What rights does the Act confer upon qualifying third parties?
- Under Section 1(5): The right to enforce a contractual remedy as if the third party were a party to the contract.
- Under Section 1(6): The right to enforce an exemption clause for their benefit.
Does the Act abolish previous common law exceptions to the doctrine of privity?
No. Under Section 7(1), the Act preserves all previous statutory and common law exceptions to privity.
Which contracts are excluded from the scope of the 1999 Act?
Section 6 excludes specific contract types, including:
- Employment contracts
- Contracts between a company and its members
- Certain contracts relating to carriage of goods
What are the two statutory routes by which a third party may enforce a contract under Section 1(1)?
- Section 1(1)(a): The contract expressly states the third party may enforce it.
- Section 1(1)(b): The contract purports to confer a benefit on the third party.
What prevents a third party from enforcing a benefit under Section 1(1)(b)?
If, upon proper construction of the contract, it appears the parties did not intend the term to be enforceable by the third party.
What does Section 1(3) require for a third party to enforce a contract?
The third party must be:
* Identified by name, or
- Identified as a member of a class, or
- Identified by description,
but need not exist at the time the contract was made.
What does Purporting to Confer a Benefit mean?
A contract is considered to “purport to confer a benefit” on a third party when the term provides a direct advantage to the third party beyond incidental gain.
Can a third party enforce a contract if the benefit is incidental?
No. The benefit must be explicitly intended for the third party. Incidental improvements to their position are insufficient.
Test for Third-Party Enforceability under the 1999 Act:
- Is the third party expressly identified (Section 1(3))?
- Does the contract expressly state the third party may enforce it? (1(1)(a))
- Alternatively, does the contract purport to confer a benefit on them? (1(1)(b))
- Is there a contrary intention in the contract that overrides enforceability?
What is the effect of a valid claim under Section 1(1)(a) or 1(1)(b)?
The third party may enforce any term that benefits them and may claim remedies for breach, including reliance on exclusion clauses.

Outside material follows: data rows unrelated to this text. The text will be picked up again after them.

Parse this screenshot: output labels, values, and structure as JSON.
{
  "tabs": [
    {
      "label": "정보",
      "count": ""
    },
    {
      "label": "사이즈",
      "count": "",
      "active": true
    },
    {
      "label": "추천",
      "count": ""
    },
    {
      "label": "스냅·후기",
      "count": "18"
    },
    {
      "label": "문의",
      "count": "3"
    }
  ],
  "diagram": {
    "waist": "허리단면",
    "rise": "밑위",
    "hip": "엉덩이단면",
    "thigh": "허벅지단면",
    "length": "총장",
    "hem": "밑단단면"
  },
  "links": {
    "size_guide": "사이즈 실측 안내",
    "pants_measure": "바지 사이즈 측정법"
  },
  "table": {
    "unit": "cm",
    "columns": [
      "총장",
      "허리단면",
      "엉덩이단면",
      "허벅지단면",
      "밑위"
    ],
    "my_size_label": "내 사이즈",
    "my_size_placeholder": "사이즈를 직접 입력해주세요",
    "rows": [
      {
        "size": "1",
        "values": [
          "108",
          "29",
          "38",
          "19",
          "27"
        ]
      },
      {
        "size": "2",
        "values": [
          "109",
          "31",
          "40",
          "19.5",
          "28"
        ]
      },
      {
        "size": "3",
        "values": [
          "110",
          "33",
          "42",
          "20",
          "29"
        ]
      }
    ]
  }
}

Is it necessary for a third party to exist when the contract is made?
No. Under Section 1(3), the third party may be unborn or not yet in existence at the time of the contract.
How do courts treat identification by class under Section 1(3)?
Courts allow third parties identified by class terms (e.g., “clients,” “residents aged 60–65”) to enforce the contract, provided the class is clear and intended.
What did the courts decide regarding third parties in the Chudley case?
A term like “client account” may validly identify a class of beneficiaries. Therefore, third-party investors falling within that class could enforce the contract.